Ohh, that’s great, thank you so much, Don!

I thought that when I imported the tape.gld file I was just importing the tape mesh, and nothing else. I didn’t realize that the mesh was the child of a scene, and that I had to specifically find that child and manipulate it, rather than manipulate the entire scene that it sat inside. Poking around inside console.log(sceneTape); helped me understand that better.

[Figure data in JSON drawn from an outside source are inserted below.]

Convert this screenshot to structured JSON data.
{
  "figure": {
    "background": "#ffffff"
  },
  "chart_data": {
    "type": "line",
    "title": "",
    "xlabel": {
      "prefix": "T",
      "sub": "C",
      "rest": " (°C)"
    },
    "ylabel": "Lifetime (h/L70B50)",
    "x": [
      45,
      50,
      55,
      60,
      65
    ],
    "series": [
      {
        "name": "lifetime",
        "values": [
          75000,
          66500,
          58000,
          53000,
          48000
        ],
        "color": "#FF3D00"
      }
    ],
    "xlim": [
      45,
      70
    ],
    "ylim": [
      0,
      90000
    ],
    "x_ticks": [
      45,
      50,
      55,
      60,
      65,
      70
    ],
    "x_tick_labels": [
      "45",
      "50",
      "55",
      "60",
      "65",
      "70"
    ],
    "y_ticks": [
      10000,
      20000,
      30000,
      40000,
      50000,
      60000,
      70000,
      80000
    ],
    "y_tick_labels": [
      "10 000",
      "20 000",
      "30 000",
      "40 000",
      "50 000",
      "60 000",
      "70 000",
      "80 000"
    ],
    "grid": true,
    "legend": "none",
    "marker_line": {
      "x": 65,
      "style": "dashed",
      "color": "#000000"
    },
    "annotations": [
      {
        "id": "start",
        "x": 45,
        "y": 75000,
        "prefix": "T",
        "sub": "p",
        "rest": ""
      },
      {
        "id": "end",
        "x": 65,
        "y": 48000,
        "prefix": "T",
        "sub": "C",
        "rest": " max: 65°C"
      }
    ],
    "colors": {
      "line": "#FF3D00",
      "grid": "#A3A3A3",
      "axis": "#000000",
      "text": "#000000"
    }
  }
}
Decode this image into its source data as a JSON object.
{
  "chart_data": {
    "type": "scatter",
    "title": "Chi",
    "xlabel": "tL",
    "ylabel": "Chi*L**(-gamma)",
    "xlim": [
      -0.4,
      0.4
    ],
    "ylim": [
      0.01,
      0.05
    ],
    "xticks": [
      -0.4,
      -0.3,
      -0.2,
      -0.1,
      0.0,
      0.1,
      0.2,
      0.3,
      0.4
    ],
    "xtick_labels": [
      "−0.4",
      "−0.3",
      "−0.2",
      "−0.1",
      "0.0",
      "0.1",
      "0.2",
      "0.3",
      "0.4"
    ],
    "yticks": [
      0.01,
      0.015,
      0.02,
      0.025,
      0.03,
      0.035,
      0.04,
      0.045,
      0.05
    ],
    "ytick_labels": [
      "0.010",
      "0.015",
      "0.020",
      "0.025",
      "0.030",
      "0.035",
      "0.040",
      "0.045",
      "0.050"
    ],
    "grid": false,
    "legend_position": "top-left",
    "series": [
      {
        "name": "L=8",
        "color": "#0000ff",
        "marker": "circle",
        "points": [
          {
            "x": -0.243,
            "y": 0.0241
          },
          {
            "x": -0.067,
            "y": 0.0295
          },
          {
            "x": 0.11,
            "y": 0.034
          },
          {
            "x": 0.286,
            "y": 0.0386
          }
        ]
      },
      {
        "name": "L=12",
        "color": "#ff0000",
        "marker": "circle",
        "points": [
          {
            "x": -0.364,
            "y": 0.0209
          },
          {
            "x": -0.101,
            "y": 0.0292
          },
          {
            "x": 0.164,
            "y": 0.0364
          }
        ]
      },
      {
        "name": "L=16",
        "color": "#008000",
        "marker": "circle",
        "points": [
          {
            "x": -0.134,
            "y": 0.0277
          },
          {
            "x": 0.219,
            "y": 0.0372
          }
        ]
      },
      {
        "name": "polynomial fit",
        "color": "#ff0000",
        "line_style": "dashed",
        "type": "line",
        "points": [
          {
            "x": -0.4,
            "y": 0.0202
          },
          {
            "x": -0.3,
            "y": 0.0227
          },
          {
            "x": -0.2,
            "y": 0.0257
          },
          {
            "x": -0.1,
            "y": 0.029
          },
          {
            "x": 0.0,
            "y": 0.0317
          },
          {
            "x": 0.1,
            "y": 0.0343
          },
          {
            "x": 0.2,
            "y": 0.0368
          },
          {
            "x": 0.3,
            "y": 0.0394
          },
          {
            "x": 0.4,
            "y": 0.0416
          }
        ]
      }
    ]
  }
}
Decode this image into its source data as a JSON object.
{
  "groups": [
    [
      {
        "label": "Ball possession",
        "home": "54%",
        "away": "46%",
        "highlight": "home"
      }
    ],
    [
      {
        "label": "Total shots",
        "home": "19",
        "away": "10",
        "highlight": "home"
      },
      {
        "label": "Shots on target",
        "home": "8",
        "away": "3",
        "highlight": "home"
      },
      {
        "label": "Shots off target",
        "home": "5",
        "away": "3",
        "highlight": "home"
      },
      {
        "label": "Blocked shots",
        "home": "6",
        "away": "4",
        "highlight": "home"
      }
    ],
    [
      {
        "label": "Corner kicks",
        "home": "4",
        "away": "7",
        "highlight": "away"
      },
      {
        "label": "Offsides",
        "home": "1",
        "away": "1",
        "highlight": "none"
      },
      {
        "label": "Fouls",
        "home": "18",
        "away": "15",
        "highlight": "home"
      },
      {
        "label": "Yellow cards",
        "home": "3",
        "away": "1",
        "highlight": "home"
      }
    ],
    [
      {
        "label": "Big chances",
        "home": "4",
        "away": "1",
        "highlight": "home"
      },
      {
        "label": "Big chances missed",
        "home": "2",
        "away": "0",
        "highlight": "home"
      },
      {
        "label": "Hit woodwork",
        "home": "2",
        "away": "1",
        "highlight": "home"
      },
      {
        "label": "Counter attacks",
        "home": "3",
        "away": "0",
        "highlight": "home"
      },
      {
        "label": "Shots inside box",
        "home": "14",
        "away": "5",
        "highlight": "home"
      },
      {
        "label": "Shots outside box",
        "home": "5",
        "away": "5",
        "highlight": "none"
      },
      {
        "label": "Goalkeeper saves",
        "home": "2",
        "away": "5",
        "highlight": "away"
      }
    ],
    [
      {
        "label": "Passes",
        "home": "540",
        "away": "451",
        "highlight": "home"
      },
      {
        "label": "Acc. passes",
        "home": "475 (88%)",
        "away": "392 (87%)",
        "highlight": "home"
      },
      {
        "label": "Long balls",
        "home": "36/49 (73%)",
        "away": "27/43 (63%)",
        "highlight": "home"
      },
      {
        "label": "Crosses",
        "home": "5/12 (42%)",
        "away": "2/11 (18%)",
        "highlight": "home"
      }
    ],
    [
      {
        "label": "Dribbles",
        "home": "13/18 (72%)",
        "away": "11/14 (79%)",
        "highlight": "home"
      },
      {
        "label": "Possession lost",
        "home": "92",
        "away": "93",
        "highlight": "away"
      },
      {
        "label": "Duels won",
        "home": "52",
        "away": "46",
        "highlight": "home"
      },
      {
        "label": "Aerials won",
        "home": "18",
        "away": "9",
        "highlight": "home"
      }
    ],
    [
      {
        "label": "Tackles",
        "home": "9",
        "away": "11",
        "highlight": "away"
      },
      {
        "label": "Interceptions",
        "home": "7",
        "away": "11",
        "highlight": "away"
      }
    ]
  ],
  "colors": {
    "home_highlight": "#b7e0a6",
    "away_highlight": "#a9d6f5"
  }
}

I put a simplified working version here in case anyone finds this question later and wants to understand what I did:

You can do a view source to see how that demo works. One thing that I did as an aide memoire was to use the variable name sceneTape so that it’s clear throughout the code that it’s referring to a whole scene, not just a mesh:

var sceneTape;

// load tape model
var loader = new THREE.GLTFLoader();
loader.load("tape.glb", function(gltf) {
  sceneTape = gltf.scene;
}, undefined, function(error) {

To spin the tape I used:

// spin the tape
function spinTape() {
  if (sceneTape) {
    meshTape = sceneTape.getObjectByName('tape_-_left_-_reel');
    meshTape.rotation.y += 0.05;
  updateRequest = window.requestAnimationFrame(spinTape);

(Note for other newbies: this was just a proof of concept, and some of the code was copied from elsewhere and might be out of date, so don’t take anything you see there as best practice.)